Whatever his philosophical issues, his filmmaking skill-set is sharp as ever here. He knows how to put together comic set-pieces, but he also hits on emotional beats with these characters that inferior knockoffs like 1990’s Mad House ignore. Just as the performances elevate the screenplay (which is as much attributable to DeVito working with the actors as the actors themselves), DeVito’s eye for visual detail makes The War of the Roses more cinematic than a lot of comedies. It also allows him to pack in more jokes, in the corners of the frame or the background of a scene. To quote Kurt Longjohn, “It’s a real film.”

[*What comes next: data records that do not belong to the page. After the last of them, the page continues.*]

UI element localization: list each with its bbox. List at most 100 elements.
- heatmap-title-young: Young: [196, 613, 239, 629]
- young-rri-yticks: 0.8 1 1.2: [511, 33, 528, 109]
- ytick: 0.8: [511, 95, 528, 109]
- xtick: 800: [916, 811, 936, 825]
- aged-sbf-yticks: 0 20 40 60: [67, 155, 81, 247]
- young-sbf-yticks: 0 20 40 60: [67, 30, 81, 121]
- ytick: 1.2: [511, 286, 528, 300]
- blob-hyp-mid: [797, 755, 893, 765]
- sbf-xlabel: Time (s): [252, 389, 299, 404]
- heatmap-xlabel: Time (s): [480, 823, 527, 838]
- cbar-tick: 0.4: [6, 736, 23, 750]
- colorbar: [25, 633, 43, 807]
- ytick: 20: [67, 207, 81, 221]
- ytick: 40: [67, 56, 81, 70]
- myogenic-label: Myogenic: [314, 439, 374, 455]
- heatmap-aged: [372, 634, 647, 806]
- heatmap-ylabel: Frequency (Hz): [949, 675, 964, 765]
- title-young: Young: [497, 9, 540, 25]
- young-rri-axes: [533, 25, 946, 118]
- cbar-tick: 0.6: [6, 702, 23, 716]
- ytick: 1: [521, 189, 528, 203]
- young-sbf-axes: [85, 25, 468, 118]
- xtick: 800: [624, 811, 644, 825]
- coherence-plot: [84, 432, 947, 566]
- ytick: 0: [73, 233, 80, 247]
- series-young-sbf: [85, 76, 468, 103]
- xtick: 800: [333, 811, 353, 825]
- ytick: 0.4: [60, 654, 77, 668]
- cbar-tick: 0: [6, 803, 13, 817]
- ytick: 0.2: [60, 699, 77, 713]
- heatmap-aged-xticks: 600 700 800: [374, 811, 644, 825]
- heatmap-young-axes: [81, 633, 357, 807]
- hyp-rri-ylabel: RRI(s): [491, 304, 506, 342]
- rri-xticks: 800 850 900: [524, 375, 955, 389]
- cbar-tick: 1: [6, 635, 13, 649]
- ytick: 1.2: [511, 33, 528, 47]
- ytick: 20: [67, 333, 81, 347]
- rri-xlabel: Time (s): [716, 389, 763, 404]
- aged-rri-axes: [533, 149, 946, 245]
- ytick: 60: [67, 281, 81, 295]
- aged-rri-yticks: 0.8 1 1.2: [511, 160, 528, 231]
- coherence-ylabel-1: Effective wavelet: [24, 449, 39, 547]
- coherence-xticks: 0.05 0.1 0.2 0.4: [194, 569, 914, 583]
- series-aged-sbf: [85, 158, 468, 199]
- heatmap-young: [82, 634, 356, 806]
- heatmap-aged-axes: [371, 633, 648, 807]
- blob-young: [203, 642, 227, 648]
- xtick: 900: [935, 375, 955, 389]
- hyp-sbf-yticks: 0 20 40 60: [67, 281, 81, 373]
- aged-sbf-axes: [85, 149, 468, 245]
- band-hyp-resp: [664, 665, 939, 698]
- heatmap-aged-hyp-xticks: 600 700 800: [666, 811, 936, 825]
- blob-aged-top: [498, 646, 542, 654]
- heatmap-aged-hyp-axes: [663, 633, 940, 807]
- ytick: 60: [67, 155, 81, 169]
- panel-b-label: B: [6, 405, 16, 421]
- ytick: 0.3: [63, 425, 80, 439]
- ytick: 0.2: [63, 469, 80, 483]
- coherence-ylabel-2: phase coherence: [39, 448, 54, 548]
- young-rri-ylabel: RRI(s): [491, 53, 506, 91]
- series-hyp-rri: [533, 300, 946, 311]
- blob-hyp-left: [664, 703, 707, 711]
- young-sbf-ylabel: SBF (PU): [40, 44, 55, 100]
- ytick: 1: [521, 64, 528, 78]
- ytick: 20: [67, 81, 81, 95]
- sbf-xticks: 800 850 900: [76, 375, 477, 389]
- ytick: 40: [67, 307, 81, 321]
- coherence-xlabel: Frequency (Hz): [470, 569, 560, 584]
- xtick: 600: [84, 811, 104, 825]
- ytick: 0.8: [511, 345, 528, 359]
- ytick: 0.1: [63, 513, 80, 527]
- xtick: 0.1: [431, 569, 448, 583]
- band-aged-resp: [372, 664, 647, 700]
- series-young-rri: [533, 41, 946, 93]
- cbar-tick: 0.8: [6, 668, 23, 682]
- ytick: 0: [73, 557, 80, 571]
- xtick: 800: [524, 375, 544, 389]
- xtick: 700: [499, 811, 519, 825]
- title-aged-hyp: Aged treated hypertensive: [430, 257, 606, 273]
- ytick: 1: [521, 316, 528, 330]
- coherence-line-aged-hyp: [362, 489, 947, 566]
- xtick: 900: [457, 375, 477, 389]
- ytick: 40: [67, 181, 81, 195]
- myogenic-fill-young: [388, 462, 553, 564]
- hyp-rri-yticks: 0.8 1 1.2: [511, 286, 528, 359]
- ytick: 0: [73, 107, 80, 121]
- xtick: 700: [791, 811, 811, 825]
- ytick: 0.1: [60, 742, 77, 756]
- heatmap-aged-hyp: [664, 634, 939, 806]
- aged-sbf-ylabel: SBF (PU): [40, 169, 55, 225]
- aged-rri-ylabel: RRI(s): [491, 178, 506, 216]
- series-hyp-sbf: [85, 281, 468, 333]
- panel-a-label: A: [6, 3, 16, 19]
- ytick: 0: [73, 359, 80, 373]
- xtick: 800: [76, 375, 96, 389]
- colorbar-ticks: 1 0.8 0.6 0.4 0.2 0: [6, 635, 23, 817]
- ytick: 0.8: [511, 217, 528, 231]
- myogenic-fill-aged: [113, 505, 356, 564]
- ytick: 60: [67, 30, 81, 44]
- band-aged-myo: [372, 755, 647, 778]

The worst thing I can say about it is that the framing device—in which DeVito’s character, Gavin D’Amato, tells the story of the Roses to a client (Dan Castellaneta) to dissuade him from filing for divorce—doesn’t really work. DeVito’s funny, and Castellaneta’s increasingly disturbed body language helps sell the soul-crushing gravity of the story, but it’s mostly just an excuse to narrate the story instead of revealing information in more natural ways. However, that’s a small issue in a very funny movie.
The War of the Roses hearkens back to a heady time when Hollywood made big, star-studded comedies for adults. I miss those days. Even a lot of the “hard-R” comedies coming out these days feel like they’re made for teenagers. At any rate, this is probably the best comedy about divorce not made by Woody Allen. It’s well worth a second look.